As an anthropologist, it was interesting to see the nuance of development in everyday life. My training at Watson helped me think about development as an ideological as well as policy apparatus. But what I had not thought about until my fieldwork was the modes through which development could also produce and perform a culture. That was fascinating.

What is your approach to international development?

I have been affiliated with a CBO, in India working on behalf of LGBTQ+ issues. This work enabled me to to get a sense of the policy moves that are happening at local, regional, and even international levels regarding sexuality and gender. These experiences revealed how sexuality and gender are increasingly crucial facets of global discourses surrounding NGOization, development, and global governance.

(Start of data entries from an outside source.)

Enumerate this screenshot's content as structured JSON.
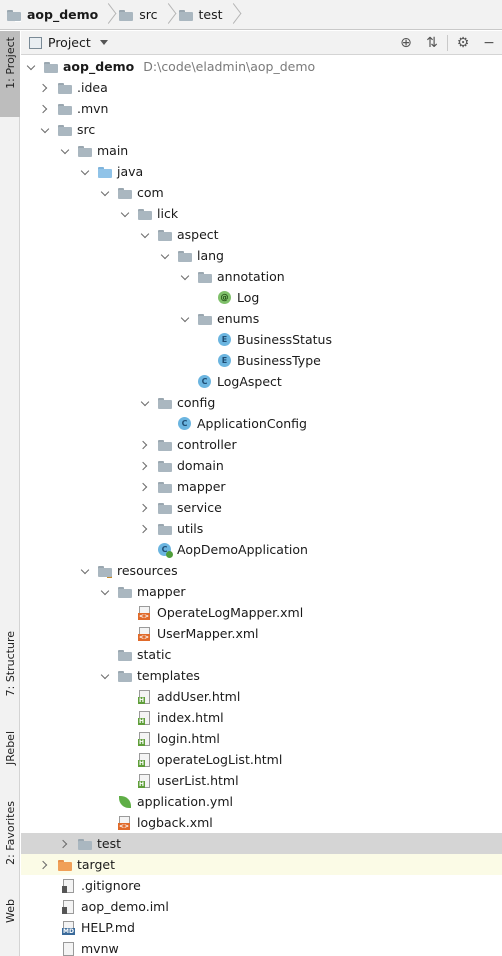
{
  "breadcrumb": [
    {
      "label": "aop_demo",
      "icon": "module-folder-icon",
      "bold": true
    },
    {
      "label": "src",
      "icon": "folder-icon",
      "bold": false
    },
    {
      "label": "test",
      "icon": "folder-icon",
      "bold": false
    }
  ],
  "left_stripe": {
    "project_tab": "1: Project",
    "structure_tab": "7: Structure",
    "jrebel_tab": "JRebel",
    "favorites_tab": "2: Favorites",
    "web_tab": "Web"
  },
  "project_panel": {
    "title": "Project",
    "tools": [
      "locate-icon",
      "collapse-all-icon",
      "settings-icon",
      "hide-icon"
    ]
  },
  "tree": {
    "root_label": "aop_demo",
    "root_path": "D:\\code\\eladmin\\aop_demo",
    "idea": ".idea",
    "mvn": ".mvn",
    "src": "src",
    "main": "main",
    "java": "java",
    "com": "com",
    "lick": "lick",
    "aspect": "aspect",
    "lang": "lang",
    "annotation": "annotation",
    "log": "Log",
    "enums": "enums",
    "business_status": "BusinessStatus",
    "business_type": "BusinessType",
    "log_aspect": "LogAspect",
    "config": "config",
    "application_config": "ApplicationConfig",
    "controller": "controller",
    "domain": "domain",
    "mapper_pkg": "mapper",
    "service": "service",
    "utils": "utils",
    "aop_demo_application": "AopDemoApplication",
    "resources": "resources",
    "mapper_res": "mapper",
    "operate_log_mapper": "OperateLogMapper.xml",
    "user_mapper": "UserMapper.xml",
    "static": "static",
    "templates": "templates",
    "add_user": "addUser.html",
    "index": "index.html",
    "login": "login.html",
    "operate_log_list": "operateLogList.html",
    "user_list": "userList.html",
    "application_yml": "application.yml",
    "logback": "logback.xml",
    "test": "test",
    "target": "target",
    "gitignore": ".gitignore",
    "iml": "aop_demo.iml",
    "help": "HELP.md",
    "mvnw": "mvnw"
  },
  "icon_letters": {
    "class": "C",
    "enum": "E",
    "annotation": "@",
    "html": "H",
    "xml": "<>",
    "md": "MD"
  }
}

However, it was important, to see development beyond NGOs and policy implementation. I was struck by how development exceeded material questions of increasing capabilities and access. There was also a fascinating cultural element attached to the intersections of development and gender and sexuality activism: NGOs as producers of queer culture through the introduction of new vocabulary and identity terminologies. For instance, the acronym  MSM—men who have sex with men—which was deployed originally by NGOs and global health institutions combatting HIV transmission as a term to describe sexual behavior, was also adopted by interlocutors in my fieldsite as a sexual identity marker. This gestures to the complexities of the development apparatus. It could open up space for new discourse, while unintentionally producing normalized and rigid identities in spaces where identity might be much more fluid.